Mia: Awesome. And you’re still using it now that you’re at the university?

Brian: Yeah, not as much and not as much directly, but one of the PhD students here is using it as part of this project.

Mia: That’s very cool. Segueing into the next question, what do you do for work?

Brian: I used to work for Valeo vision systems and that’s how Norman [Koren], Henry [Koren], and the team would know me. I was working in automotive image quality, so everything from simple backup cameras to surround view cameras, mirror replacement cameras, cameras for autonomous driving; everything to do with that. In my career I was primarily responsible for, I suppose, image quality, assessment tuning and optimization. So, everything from measuring the sharpness and noise performance of the cameras to trying to get the best image quality for reviewing, machine vision, and performance; that kind of thing.

Mia: What feature in the software do you find yourself using the most or kind of what’s been your favorite feature, if that’s the avenue you want to take it in?

Brian: Yeah, sure. The most common ones that I’ve used would have been the SFR test for measuring the sharpness of the cameras. I’ve used that quite a bit. The step chart tools for measuring color accuracy with the color checker charts as well. I’ve also used the uniformity measurement quite a bit for measuring the color and shading uniformity of lenses. So, those that have been the ones that I’ve used most commonly. There are other ones I’ve used as well for measuring aliasing using the wedge targets, and I use some of the newer ones for the ISO-16505 standard. I do use some of the dynamic range measurements and some of the CPIQ measurements–less often, but I do use those too.

Mia: Well that’s very cool. It seems like you got to cover a lot of the software.

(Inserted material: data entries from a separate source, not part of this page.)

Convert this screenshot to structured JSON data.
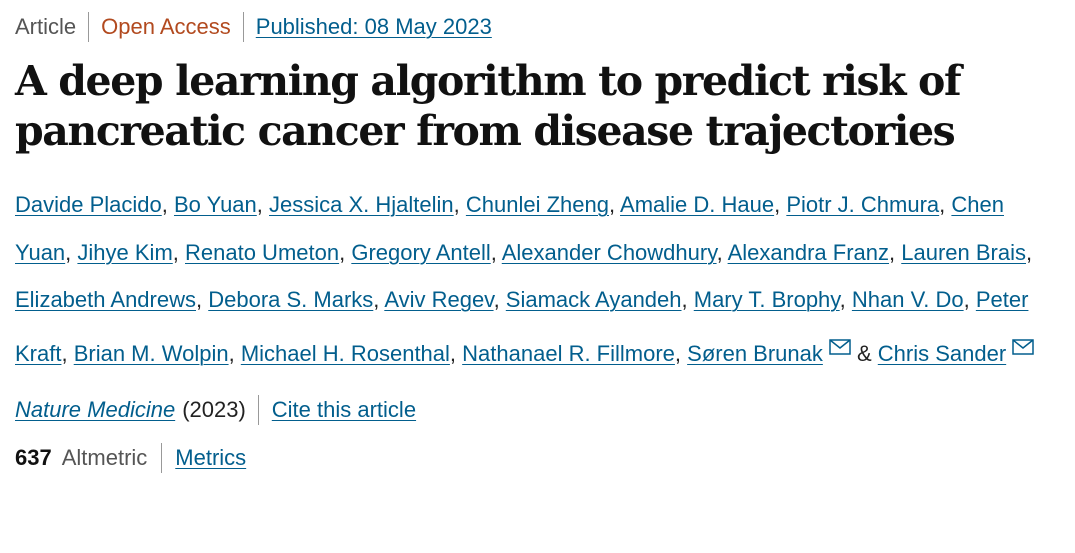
{
  "header": {
    "article_type": "Article",
    "access": "Open Access",
    "published": "Published: 08 May 2023"
  },
  "title": "A deep learning algorithm to predict risk of pancreatic cancer from disease trajectories",
  "authors": [
    {
      "name": "Davide Placido",
      "sep": ", "
    },
    {
      "name": "Bo Yuan",
      "sep": ", "
    },
    {
      "name": "Jessica X. Hjaltelin",
      "sep": ", "
    },
    {
      "name": "Chunlei Zheng",
      "sep": ", "
    },
    {
      "name": "Amalie D. Haue",
      "sep": ", "
    },
    {
      "name": "Piotr J. Chmura",
      "sep": ", "
    },
    {
      "name": "Chen Yuan",
      "sep": ", "
    },
    {
      "name": "Jihye Kim",
      "sep": ", "
    },
    {
      "name": "Renato Umeton",
      "sep": ", "
    },
    {
      "name": "Gregory Antell",
      "sep": ", "
    },
    {
      "name": "Alexander Chowdhury",
      "sep": ", "
    },
    {
      "name": "Alexandra Franz",
      "sep": ", "
    },
    {
      "name": "Lauren Brais",
      "sep": ", "
    },
    {
      "name": "Elizabeth Andrews",
      "sep": ", "
    },
    {
      "name": "Debora S. Marks",
      "sep": ", "
    },
    {
      "name": "Aviv Regev",
      "sep": ", "
    },
    {
      "name": "Siamack Ayandeh",
      "sep": ", "
    },
    {
      "name": "Mary T. Brophy",
      "sep": ", "
    },
    {
      "name": "Nhan V. Do",
      "sep": ", "
    },
    {
      "name": "Peter Kraft",
      "sep": ", "
    },
    {
      "name": "Brian M. Wolpin",
      "sep": ", "
    },
    {
      "name": "Michael H. Rosenthal",
      "sep": ", "
    },
    {
      "name": "Nathanael R. Fillmore",
      "sep": ", "
    },
    {
      "name": "Søren Brunak",
      "sep": " & ",
      "email": true
    },
    {
      "name": "Chris Sander",
      "sep": "",
      "email": true
    }
  ],
  "icons": {
    "email": "envelope-icon"
  },
  "journal": {
    "name": "Nature Medicine",
    "year": "(2023)",
    "cite": "Cite this article"
  },
  "metrics": {
    "altmetric_count": "637",
    "altmetric_label": "Altmetric",
    "metrics_link": "Metrics"
  },
  "colors": {
    "link": "#025e8d",
    "open_access": "#b24a1f",
    "text": "#222222"
  }
}
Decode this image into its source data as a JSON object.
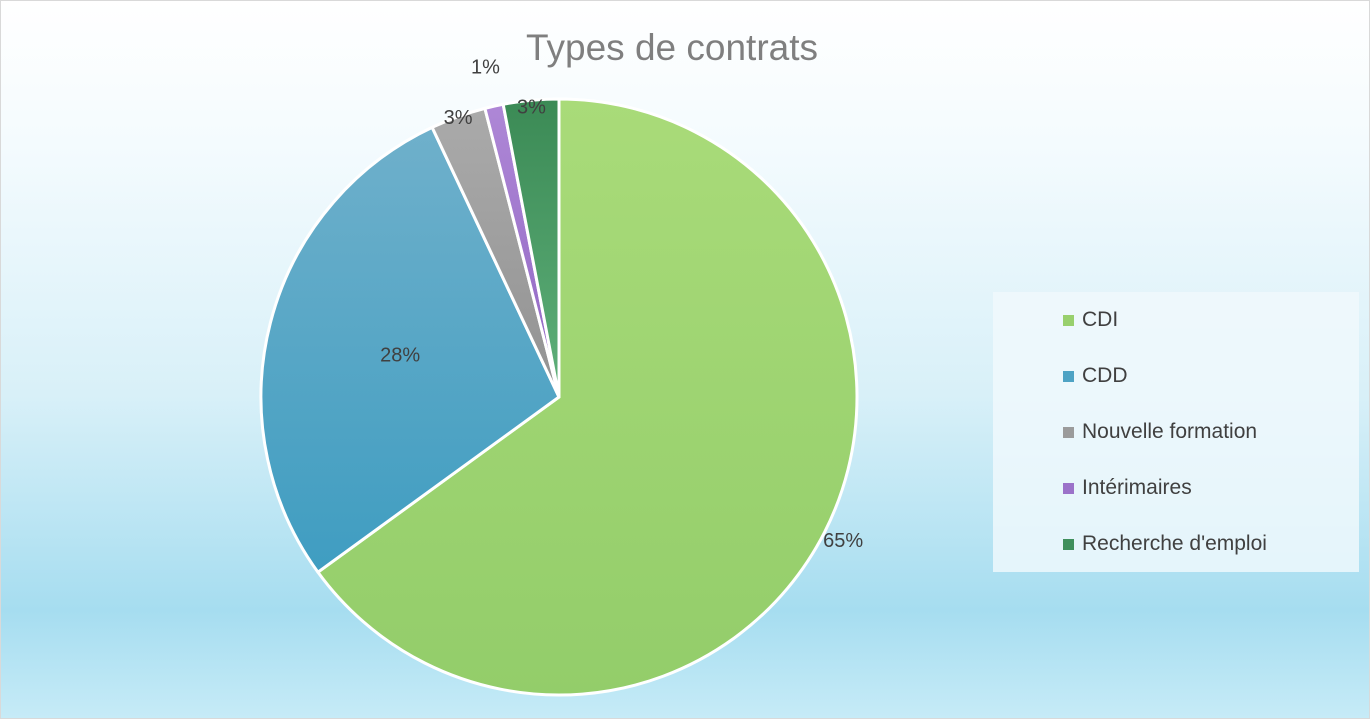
{
  "chart_data": {
    "type": "pie",
    "title": "Types de contrats",
    "categories": [
      "CDI",
      "CDD",
      "Nouvelle formation",
      "Intérimaires",
      "Recherche d'emploi"
    ],
    "values": [
      65,
      28,
      3,
      1,
      3
    ],
    "data_labels": [
      "65%",
      "28%",
      "3%",
      "1%",
      "3%"
    ],
    "colors": [
      "#98d06d",
      "#4ea3c4",
      "#9b9b9b",
      "#9b72c9",
      "#3f8f5c"
    ],
    "legend_position": "right"
  }
}
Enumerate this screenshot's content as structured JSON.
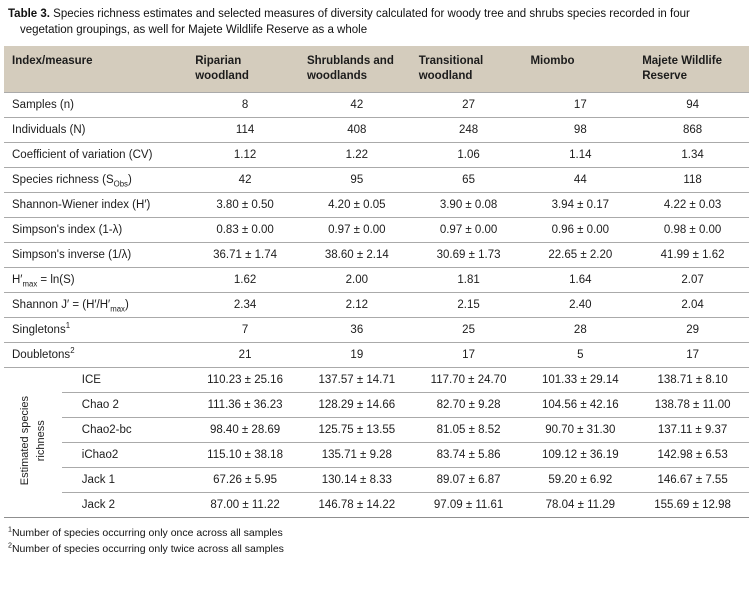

Brian: Yeah. I know that you mentioned features that that I liked: I like the chart order feature. So obviously yours is everywhere, Imatest manufacturers test targets. But every now and again it’s nice to just print off a chart, quick and dirty, for doing quick tests. The chart order function has proved very useful over the years. Another one that’s nice—it’s basically an image quality simulator where you can simulate different MTF curves for illustration and demonstration purposes.

Mia: Cool, thank you. Being that you’re in the image quality industry directly, is there any direction you’d kind of like to see Imatest go?

Brian: Not particularly as such. In terms of image quality assessment, there’s only a handful of companies that are involved, and Imatest is one of the leaders in the area. I’ve given feedback over the years as time has gone by. But you know, a team like Norman and Henry, and even Paul Romanczyk, they go to the standards meetings and are heavily involved. Whatever is going on in the industry, Imatest has had people that are either at the conferences or involved with the standards. So I think in terms of the developments that are going on in the industry, it’s safe to say Imatest has a reasonable, good finger on the pulse from that point of view. In terms of features and stuff like that, I suppose a couple of years ago I would have said that Imatest weren’t as good as some of the competitors in terms of some of the hardware, Imatest was more refined for targets and software. However, that gap has closed in the last few years.

 

Thank you to Brian for his valuable feedback and participation!